On this map, the two darkest red traces, are the traces of the San Andreas fault. If you were to walk along either strand, toward the other, you would have to make a big step to the right, right at Brawley.
Because the San Andreas fault is a right-lateral strike slip fault, the western portion of this map is moving to the northwest and the eastern portion of this map is moving to the southeast, relative to each other. This means that the crust at this stepover is tending to have a big hole ripped in it. Since we cannot rip big holes in the crust, the crust instead stretches to fill in the gap. In the upper crust it does this by forming normal faults. The predicted orientation of these normal faults is about 120 degrees away from the trace of the San Andreas fault. Interestingly, the orientation of the swarm at Brawley is more nearly perpendicular to the San Andreas trend, as is the trend of topographic features in the area, suggesting this is a long-lived fault orientation. Update (8/27/12) The centroid moment tensor solution http://earthquake.usgs.gov/earthquakes/eqarchives/gcmt/neic_c000c7i2_gcmt.php shows that the largest of these quakes moved with slightly oblique strike-slip motion on either a right-lateral fault paralleling the San Andreas trend or a left-lateral fault perpendicular to it.
In this area, the Salton Sea owes its existence to these normal faults and to the stretching of the crust. The stretching occurring at this stepover is producing a depression, the Salton Sink, which filled with water when a 1905 flood overwhelmed a newly-constructed irrigation canal and diverted water from the Colorado River into the depression. The diverted waters rapidly eroded the soft soils in the area, creating new river channels. The flooding of the Salton Sink went on for two years before finally being stopped, leaving the large puddle of water we now call the Salton Sea.

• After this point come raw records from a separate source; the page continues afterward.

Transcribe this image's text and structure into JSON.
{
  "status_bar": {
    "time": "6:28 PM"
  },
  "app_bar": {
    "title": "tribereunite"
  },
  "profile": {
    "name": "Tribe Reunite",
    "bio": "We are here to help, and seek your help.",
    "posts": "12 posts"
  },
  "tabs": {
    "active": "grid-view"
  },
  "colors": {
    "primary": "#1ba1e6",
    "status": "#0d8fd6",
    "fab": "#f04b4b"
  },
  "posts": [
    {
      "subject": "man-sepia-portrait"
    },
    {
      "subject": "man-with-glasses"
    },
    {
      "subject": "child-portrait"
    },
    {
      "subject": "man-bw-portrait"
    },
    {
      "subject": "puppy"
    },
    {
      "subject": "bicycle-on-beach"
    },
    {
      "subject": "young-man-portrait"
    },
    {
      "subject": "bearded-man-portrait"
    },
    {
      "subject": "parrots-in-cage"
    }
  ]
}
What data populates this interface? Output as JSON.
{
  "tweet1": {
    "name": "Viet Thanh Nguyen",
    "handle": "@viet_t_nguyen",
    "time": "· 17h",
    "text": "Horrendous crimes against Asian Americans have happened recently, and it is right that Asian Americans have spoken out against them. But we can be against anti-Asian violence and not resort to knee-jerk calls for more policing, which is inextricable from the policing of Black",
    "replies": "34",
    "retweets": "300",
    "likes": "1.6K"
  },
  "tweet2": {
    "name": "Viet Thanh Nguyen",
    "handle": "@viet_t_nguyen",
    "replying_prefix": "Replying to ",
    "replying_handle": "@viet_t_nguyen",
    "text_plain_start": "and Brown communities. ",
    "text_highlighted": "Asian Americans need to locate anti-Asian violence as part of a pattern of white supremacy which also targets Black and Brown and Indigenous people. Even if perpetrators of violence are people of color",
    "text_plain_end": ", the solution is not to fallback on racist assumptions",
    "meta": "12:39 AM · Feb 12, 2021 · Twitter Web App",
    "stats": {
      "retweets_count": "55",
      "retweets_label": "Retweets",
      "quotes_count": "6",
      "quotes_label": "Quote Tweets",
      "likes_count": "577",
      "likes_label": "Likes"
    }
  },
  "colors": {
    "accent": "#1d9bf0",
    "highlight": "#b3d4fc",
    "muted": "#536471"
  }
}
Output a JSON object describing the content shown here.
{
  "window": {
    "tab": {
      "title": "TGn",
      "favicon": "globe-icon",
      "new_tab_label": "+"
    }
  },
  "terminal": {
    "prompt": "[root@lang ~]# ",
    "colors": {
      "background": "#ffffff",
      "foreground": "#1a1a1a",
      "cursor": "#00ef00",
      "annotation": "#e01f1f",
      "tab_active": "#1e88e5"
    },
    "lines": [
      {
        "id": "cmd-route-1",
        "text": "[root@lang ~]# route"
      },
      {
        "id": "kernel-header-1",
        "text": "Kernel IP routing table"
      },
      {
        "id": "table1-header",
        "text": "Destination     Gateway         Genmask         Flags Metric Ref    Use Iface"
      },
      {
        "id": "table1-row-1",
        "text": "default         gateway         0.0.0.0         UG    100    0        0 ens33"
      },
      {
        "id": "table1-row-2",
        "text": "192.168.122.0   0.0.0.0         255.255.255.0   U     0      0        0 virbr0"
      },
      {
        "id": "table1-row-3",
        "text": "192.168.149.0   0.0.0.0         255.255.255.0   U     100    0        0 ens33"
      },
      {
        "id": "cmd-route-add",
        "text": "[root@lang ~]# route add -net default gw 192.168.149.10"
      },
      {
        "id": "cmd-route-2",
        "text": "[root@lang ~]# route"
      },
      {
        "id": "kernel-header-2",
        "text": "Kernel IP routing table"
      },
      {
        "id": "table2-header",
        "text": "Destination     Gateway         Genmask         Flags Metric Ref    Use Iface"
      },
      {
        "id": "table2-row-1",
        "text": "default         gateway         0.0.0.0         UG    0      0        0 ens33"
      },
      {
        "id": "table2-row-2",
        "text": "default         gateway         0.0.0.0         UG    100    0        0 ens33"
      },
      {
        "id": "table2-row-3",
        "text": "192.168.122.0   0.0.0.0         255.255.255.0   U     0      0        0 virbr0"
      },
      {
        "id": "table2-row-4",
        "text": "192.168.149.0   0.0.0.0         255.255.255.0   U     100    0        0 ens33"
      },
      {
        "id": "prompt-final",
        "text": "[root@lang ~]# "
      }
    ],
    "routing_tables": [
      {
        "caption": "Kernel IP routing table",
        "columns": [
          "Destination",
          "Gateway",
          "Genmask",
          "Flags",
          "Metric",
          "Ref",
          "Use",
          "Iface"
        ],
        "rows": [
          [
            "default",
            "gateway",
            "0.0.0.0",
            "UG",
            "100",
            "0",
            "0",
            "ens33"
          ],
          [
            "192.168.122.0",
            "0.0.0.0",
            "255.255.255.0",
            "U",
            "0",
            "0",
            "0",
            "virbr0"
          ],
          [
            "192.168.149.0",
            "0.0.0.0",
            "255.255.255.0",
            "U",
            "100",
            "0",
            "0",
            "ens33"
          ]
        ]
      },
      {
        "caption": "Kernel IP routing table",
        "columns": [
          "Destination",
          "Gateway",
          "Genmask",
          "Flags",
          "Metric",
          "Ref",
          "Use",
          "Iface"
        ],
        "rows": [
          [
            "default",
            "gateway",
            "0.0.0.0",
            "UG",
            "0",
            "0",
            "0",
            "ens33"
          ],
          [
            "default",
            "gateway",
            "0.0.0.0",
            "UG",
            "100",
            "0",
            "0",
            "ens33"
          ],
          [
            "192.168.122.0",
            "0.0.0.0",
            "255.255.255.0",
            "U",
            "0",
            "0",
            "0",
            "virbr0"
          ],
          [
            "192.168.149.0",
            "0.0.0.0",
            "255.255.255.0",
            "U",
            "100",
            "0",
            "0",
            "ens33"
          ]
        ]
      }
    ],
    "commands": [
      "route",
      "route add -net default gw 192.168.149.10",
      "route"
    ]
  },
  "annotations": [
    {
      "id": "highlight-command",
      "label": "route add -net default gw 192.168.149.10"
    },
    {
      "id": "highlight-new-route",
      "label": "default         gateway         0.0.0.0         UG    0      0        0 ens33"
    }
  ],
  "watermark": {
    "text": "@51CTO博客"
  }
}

Earthquake swarms are distinctive in that they have several to many quakes of similar magnitude along a fault system, as opposed to the more common pattern of a single large mainshock followed by many smaller aftershocks. There are many reasons that have been suggested, including effects of fluid or magmatic pressures. There are no active volcanoes at Brawley, so we can rule out volcanic mechanisms, but it is possible that some sort of hydrothermal or other fluid flow played a role.